Rejected Alternatives
Environment Variable (ORI_LIB_DIR / ORI_RT_PATH)
Rejected. Environment variables add configuration complexity and are easy to forget or misconfigure. Rust doesn’t use one; neither should we. The --runtime-path CLI flag provides explicit override capability when needed.
Note:
ORI_WORKSPACE_DIRis retained for development builds only, as it aids compiler development but is not expected for end-user installations.
Hardcoded Paths
Rejected. Paths like /home/user/ori_lang/target/release are brittle, machine-specific, and break on any system with a different layout.
Embedded Path at Compile Time
Rejected. Like Go’s GOROOT, this would require rebuilding the compiler to change the path.
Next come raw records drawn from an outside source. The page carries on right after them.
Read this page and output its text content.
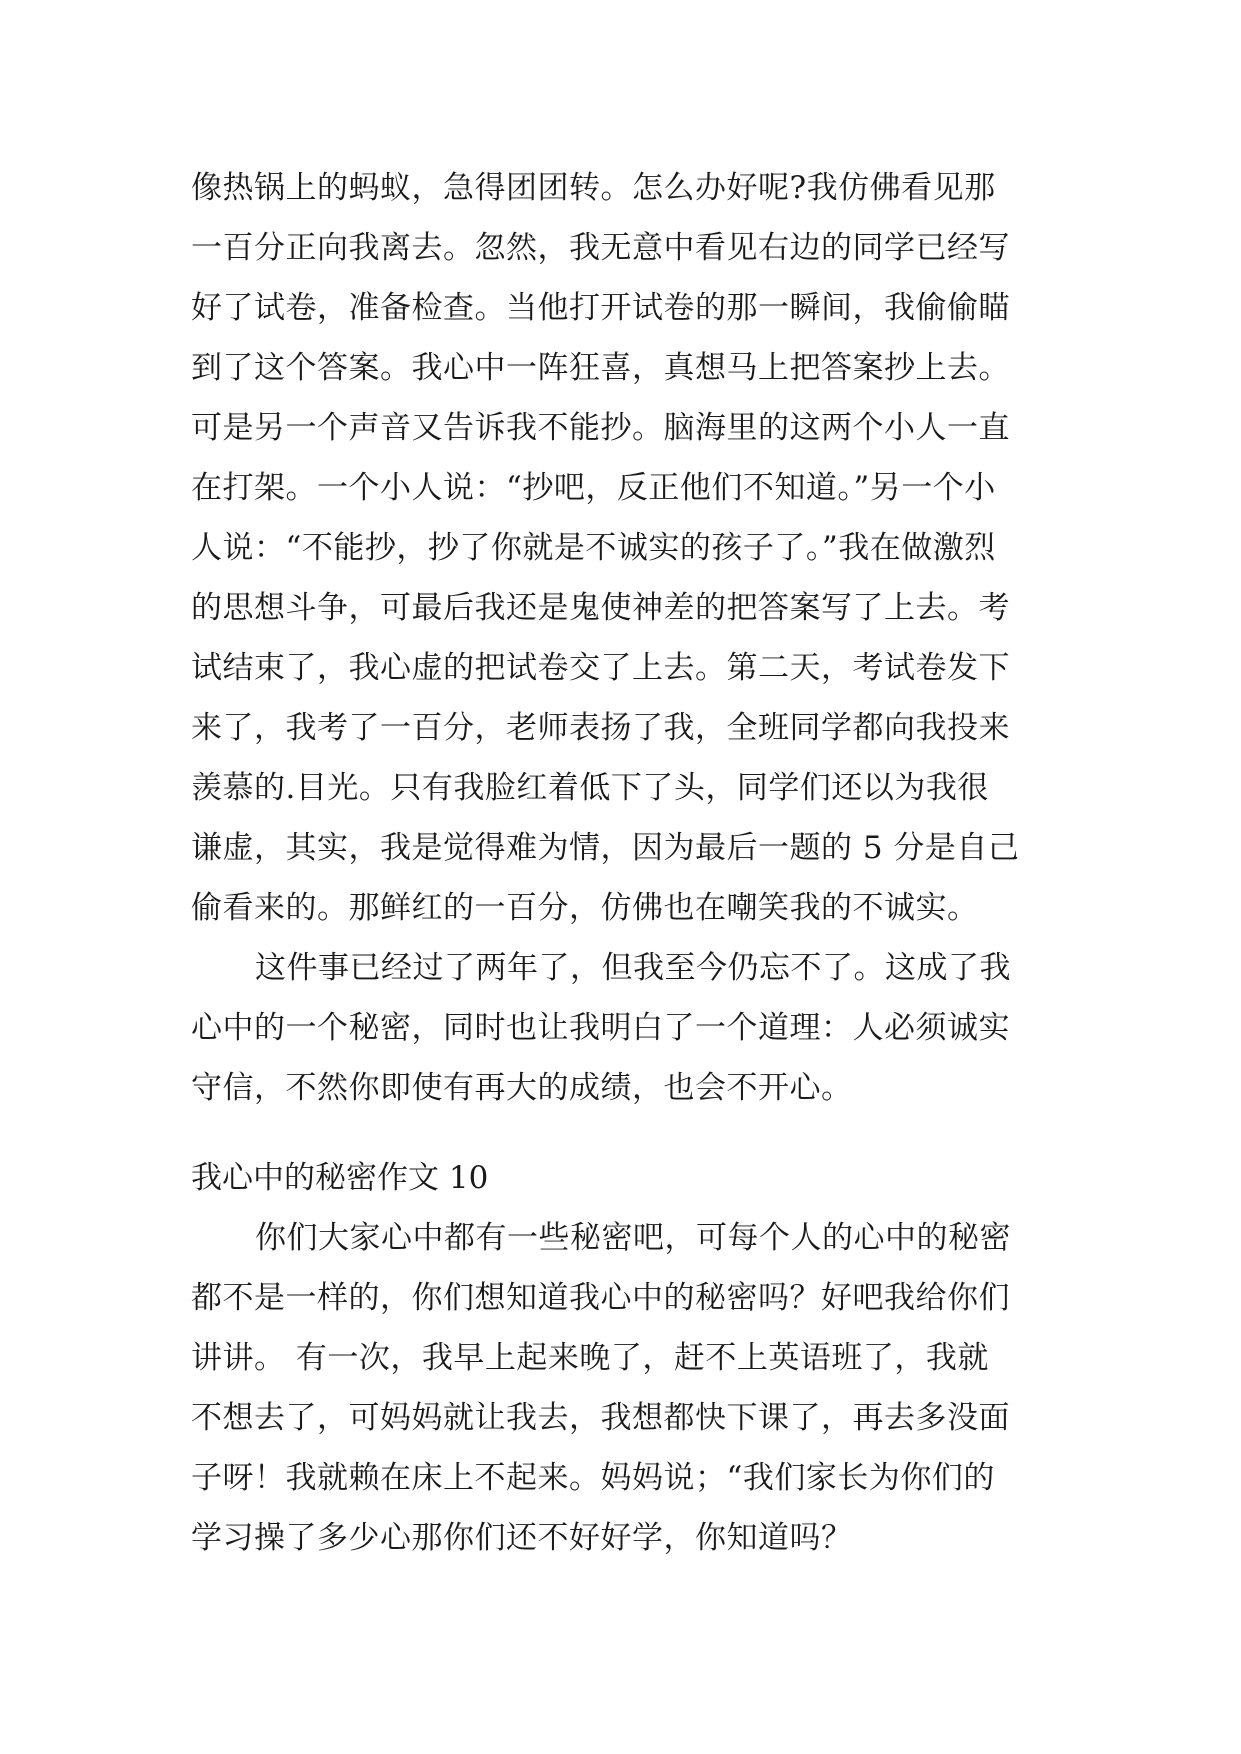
像热锅上的蚂蚁，急得团团转。怎么办好呢?我仿佛看见那
一百分正向我离去。忽然，我无意中看见右边的同学已经写
好了试卷，准备检查。当他打开试卷的那一瞬间，我偷偷瞄
到了这个答案。我心中一阵狂喜，真想马上把答案抄上去。
可是另一个声音又告诉我不能抄。脑海里的这两个小人一直
在打架。一个小人说：“抄吧，反正他们不知道。”另一个小
人说：“不能抄，抄了你就是不诚实的孩子了。”我在做激烈
的思想斗争，可最后我还是鬼使神差的把答案写了上去。考
试结束了，我心虚的把试卷交了上去。第二天，考试卷发下
来了，我考了一百分，老师表扬了我，全班同学都向我投来
羡慕的.目光。只有我脸红着低下了头，同学们还以为我很
谦虚，其实，我是觉得难为情，因为最后一题的 5 分是自己
偷看来的。那鲜红的一百分，仿佛也在嘲笑我的不诚实。
这件事已经过了两年了，但我至今仍忘不了。这成了我
心中的一个秘密，同时也让我明白了一个道理：人必须诚实
守信，不然你即使有再大的成绩，也会不开心。
我心中的秘密作文 10
你们大家心中都有一些秘密吧，可每个人的心中的秘密
都不是一样的，你们想知道我心中的秘密吗？好吧我给你们
讲讲。 有一次，我早上起来晚了，赶不上英语班了，我就
不想去了，可妈妈就让我去，我想都快下课了，再去多没面
子呀！我就赖在床上不起来。妈妈说；“我们家长为你们的
学习操了多少心那你们还不好好学，你知道吗？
The binary-relative approach is more flexible.
Search PATH for Library
Rejected. Searching LD_LIBRARY_PATH or system library paths could find the wrong version. Explicit relative paths are more predictable.
Migration
No migration needed. This is the initial design for AOT compilation.
Testing
- Installed layout: Verify discovery works when compiler is in
/usr/local/bin/ - Dev layout: Verify discovery works when running
./target/release/ori - Missing library: Verify clear error message with searched paths
- CLI override: Verify
--runtime-pathtakes precedence - Cross-platform: Verify correct library name on Windows vs Unix
Summary
| Scenario | Discovery Path |
|---|---|
Installed (/usr/local/bin/ori) | ../lib/libori_rt.a |
Dev build (target/release/ori) | ./libori_rt.a (same dir) |
| Workspace dev | $ORI_WORKSPACE_DIR/target/{release,debug}/ |
| CLI override | --runtime-path=/path |
The key principle: walk up from the binary, not down from environment variables.